But a television movie on a fictionalized situation involving well-known real people "arouses certain ethical questions that a play doesn't," Benedetti said.

"When we meet something like that on the stage, we know there's a level of fiction involved because stage plays are so rarely based on true events, like television movies are," Benedetti said. "There's a certain suspension of disbelief in the theater where you know what you're seeing is fundamentally a fiction, and that liberates you to think about the issues that are presented on a level above the reality of what's there.

"The camera is much more literal and our relationship to television is much more literal. There's much more of a tendency to ascribe truthfulness to the television image. I think that's partly because our main relationship to television is through the news, and that relationship to the news carries over and influences our relationship to television drama."

"Marilyn & Bobby: Her Final Affair" intertwines Kennedy's criminal investigation of Teamsters Union President Jimmy Hoffa and allegations that the Administration of assassinated President John F. Kennedy employed organized crime figures to kill Cuban President Fidel Castro.

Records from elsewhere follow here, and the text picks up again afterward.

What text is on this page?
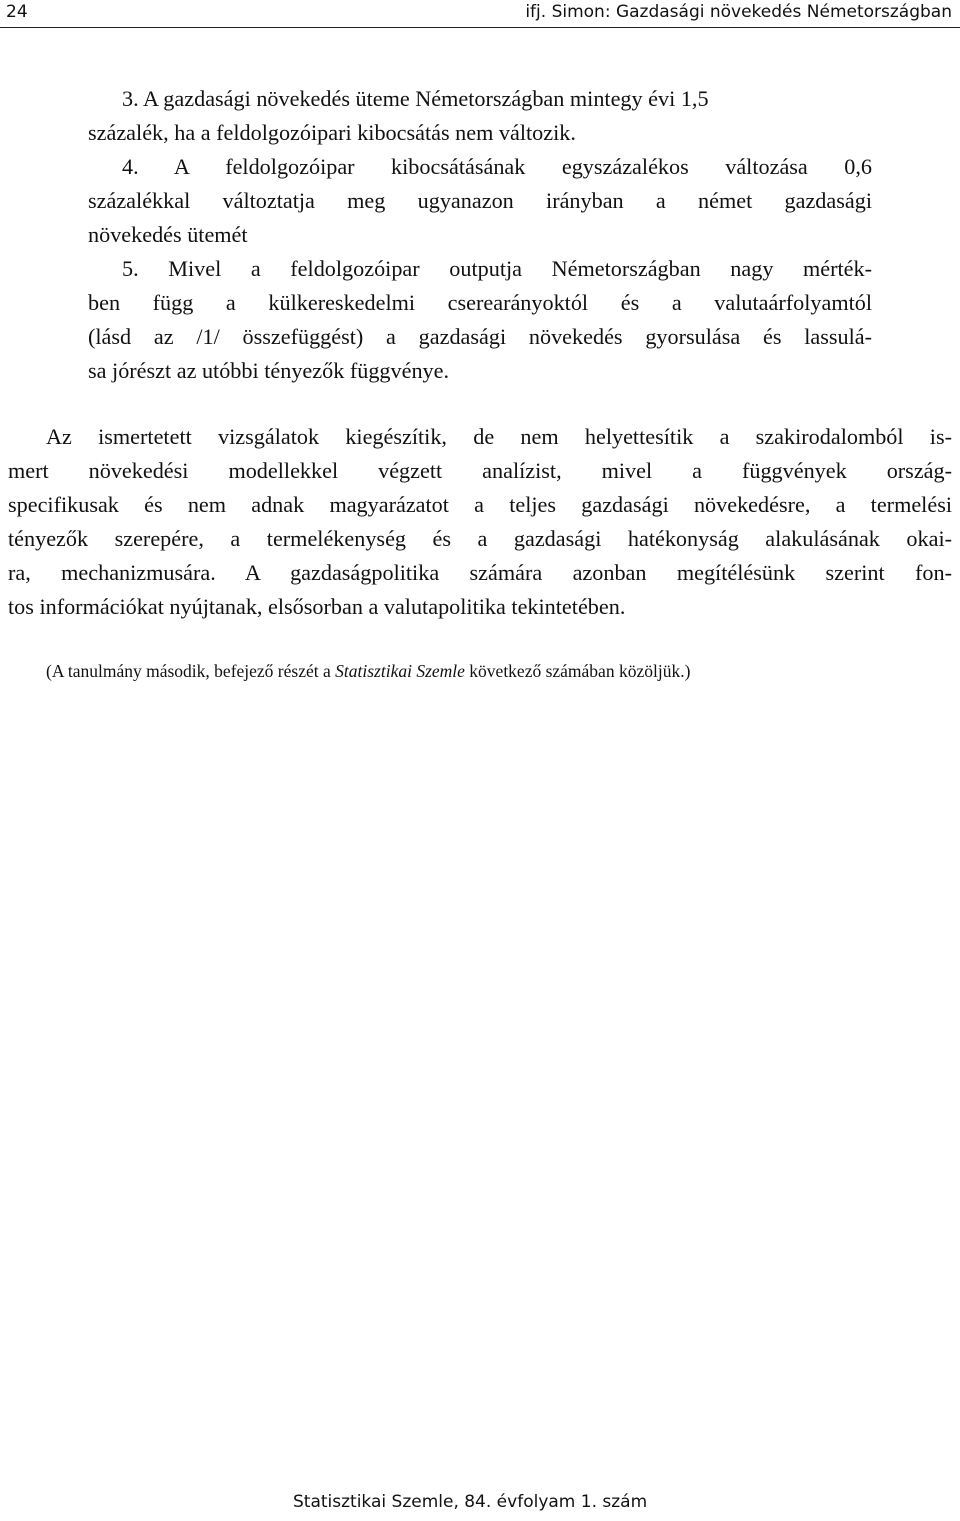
24	ifj. Simon: Gazdasági növekedés Németországban
3. A gazdasági növekedés üteme Németországban mintegy évi 1,5
százalék, ha a feldolgozóipari kibocsátás nem változik.
4. A feldolgozóipar kibocsátásának egyszázalékos változása 0,6
százalékkal változtatja meg ugyanazon irányban a német gazdasági
növekedés ütemét
5. Mivel a feldolgozóipar outputja Németországban nagy mérték-
ben függ a külkereskedelmi cserearányoktól és a valutaárfolyamtól
(lásd az /1/ összefüggést) a gazdasági növekedés gyorsulása és lassulá-
sa jórészt az utóbbi tényezők függvénye.
Az ismertetett vizsgálatok kiegészítik, de nem helyettesítik a szakirodalomból is-
mert növekedési modellekkel végzett analízist, mivel a függvények ország-
specifikusak és nem adnak magyarázatot a teljes gazdasági növekedésre, a termelési
tényezők szerepére, a termelékenység és a gazdasági hatékonyság alakulásának okai-
ra, mechanizmusára. A gazdaságpolitika számára azonban megítélésünk szerint fon-
tos információkat nyújtanak, elsősorban a valutapolitika tekintetében.
(A tanulmány második, befejező részét a Statisztikai Szemle következő számában közöljük.)
Statisztikai Szemle, 84. évfolyam 1. szám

What has drawn the most controversy, however, is a lovemaking scene between Kennedy and Monroe, and a scene that places Kennedy in Monroe's Brentwood bedroom on Aug. 4, 1962, as she was dying in what was ruled a suicide. Weitz acknowledged that there is no proof that either event occurred.

Guthman said he was with Kennedy the only two times he met Monroe, both at parties.

As for Kennedy's presence on the day Monroe died, Weitz said that screenwriter Gerard McDonald relied on the comments of a now-retired Beverly Hills police detective who said he stopped a car on Santa Monica Boulevard that night carrying Kennedy, Peter Lawford and Dr. Ralph Greenson, Monroe's psychiatrist.

Guthman said Kennedy was staying at a friend's ranch near Salinas, preparing for a speech at the American Bar Assn.